Of course, it wasn’t the encyclopedia itself, or the encyclopedia alone, that may made the difference in Sonia Sotomayor’s life. More important was the value placed on learning that led her family to shell out nearly $400 for the Britannica in the first place. And, as Judge Sotomayor has made clear, credit must be given to the Nancy Drew mysteries, which inspired her, she has said, to become a lawyer, so it wasn’t only the Britannica that inspired her.
The story of the little girl reading the Britannica in her Bronx housing project is a perfect example of America’s most treasured narrative of success, treasured, precisely because, for many people, it was true.
It’s Abe Lincoln reading everything he could get his hands on, in part to compensate for his lack of formal schooling. Now it’s Sonia Sotomayor, being raised by a determined, hard-working widow (for whom a $400 encyclopedia must have represented a tremendous financial sacrifice) reading the Britannica in a neighborhood where few if any other people valued it as much as her mother did.

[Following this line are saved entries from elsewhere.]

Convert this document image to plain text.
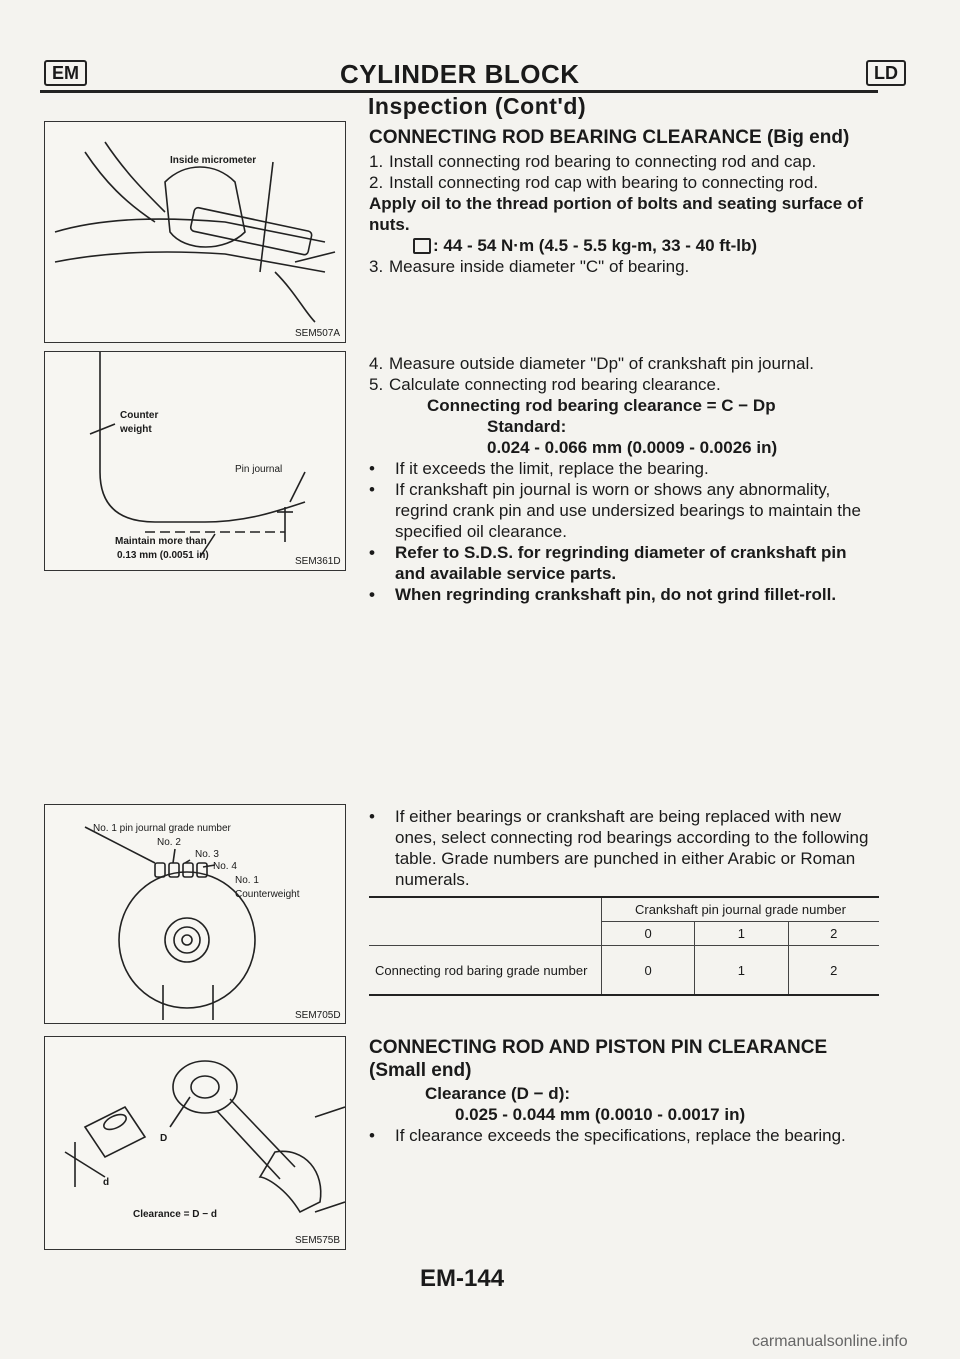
EM	CYLINDER BLOCK	LD
Inspection (Cont'd)
Inside micrometer
SEM507A
Counter
weight
Pin journal
Maintain more than
0.13 mm (0.0051 in)
SEM361D
CONNECTING ROD BEARING CLEARANCE (Big end)
1. Install connecting rod bearing to connecting rod and cap.
2. Install connecting rod cap with bearing to connecting rod.
Apply oil to the thread portion of bolts and seating surface of nuts.
: 44 - 54 N·m (4.5 - 5.5 kg-m, 33 - 40 ft-lb)
3. Measure inside diameter "C" of bearing.
4. Measure outside diameter "Dp" of crankshaft pin journal.
5. Calculate connecting rod bearing clearance.
Connecting rod bearing clearance = C − Dp
Standard:
0.024 - 0.066 mm (0.0009 - 0.0026 in)
•	If it exceeds the limit, replace the bearing.
•	If crankshaft pin journal is worn or shows any abnormality, regrind crank pin and use undersized bearings to maintain the specified oil clearance.
•	Refer to S.D.S. for regrinding diameter of crankshaft pin and available service parts.
•	When regrinding crankshaft pin, do not grind fillet-roll.
No. 1 pin journal grade number
No. 2
No. 3
No. 4
No. 1
Counterweight
SEM705D
•	If either bearings or crankshaft are being replaced with new ones, select connecting rod bearings according to the following table. Grade numbers are punched in either Arabic or Roman numerals.
	Crankshaft pin journal grade number		
	0	1	2
Connecting rod baring grade number	0	1	2
D
d
Clearance = D − d
SEM575B
CONNECTING ROD AND PISTON PIN CLEARANCE (Small end)
Clearance (D − d):
0.025 - 0.044 mm (0.0010 - 0.0017 in)
•	If clearance exceeds the specifications, replace the bearing.
EM-144
carmanualsonline.info
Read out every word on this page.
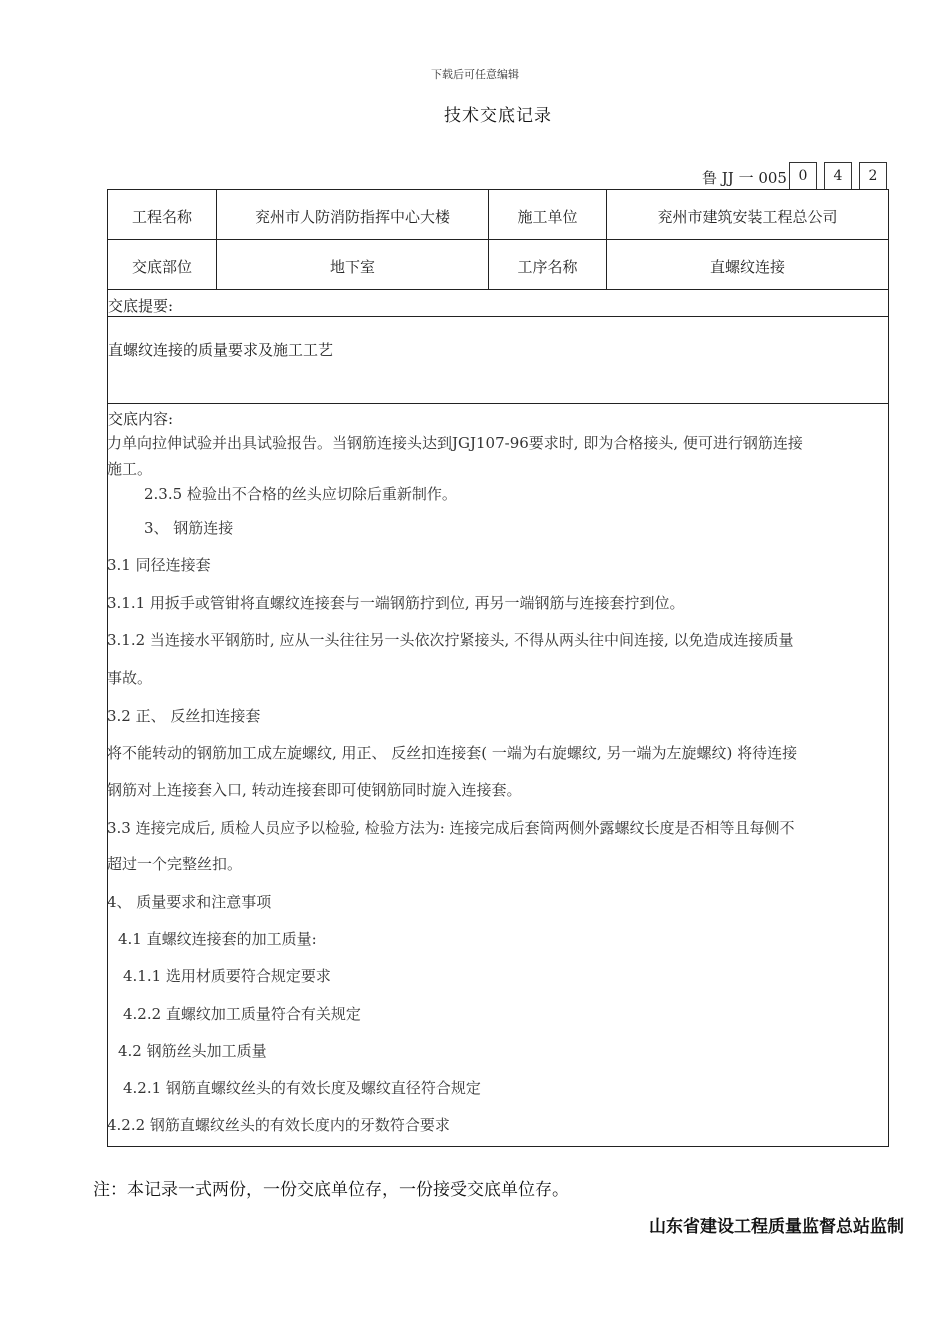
下载后可任意编辑
技术交底记录
鲁 JJ 一 005 0	4	2
工程名称	兖州市人防消防指挥中心大楼	施工单位	兖州市建筑安装工程总公司
交底部位	地下室	工序名称	直螺纹连接
交底提要:
直螺纹连接的质量要求及施工工艺
交底内容:
力单向拉伸试验并出具试验报告。当钢筋连接头达到JGJ107-96要求时, 即为合格接头, 便可进行钢筋连接
施工。
2.3.5 检验出不合格的丝头应切除后重新制作。
3、 钢筋连接
3.1 同径连接套
3.1.1 用扳手或管钳将直螺纹连接套与一端钢筋拧到位, 再另一端钢筋与连接套拧到位。
3.1.2 当连接水平钢筋时, 应从一头往往另一头依次拧紧接头, 不得从两头往中间连接, 以免造成连接质量
事故。
3.2 正、 反丝扣连接套
将不能转动的钢筋加工成左旋螺纹, 用正、 反丝扣连接套( 一端为右旋螺纹, 另一端为左旋螺纹) 将待连接
钢筋对上连接套入口, 转动连接套即可使钢筋同时旋入连接套。
3.3 连接完成后, 质检人员应予以检验, 检验方法为: 连接完成后套筒两侧外露螺纹长度是否相等且每侧不
超过一个完整丝扣。
4、 质量要求和注意事项
4.1 直螺纹连接套的加工质量:
4.1.1 选用材质要符合规定要求
4.2.2 直螺纹加工质量符合有关规定
4.2 钢筋丝头加工质量
4.2.1 钢筋直螺纹丝头的有效长度及螺纹直径符合规定
4.2.2 钢筋直螺纹丝头的有效长度内的牙数符合要求
注：本记录一式两份，一份交底单位存，一份接受交底单位存。
山东省建设工程质量监督总站监制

“The Britannica was a physical embodiment of the existence of a serious world where there was a lot to be learned beyond one’s own experience,” Randall Stross, author of the books “The Microsoft Way” and “Planet Google” (and an occasional contributor to The New York Times), said in a telephone conversation. “Just having it on the shelf was a way to remind kids of the importance of education, and it was a counterweight to all the trivial and even dangerous pursuits that surrounded them.”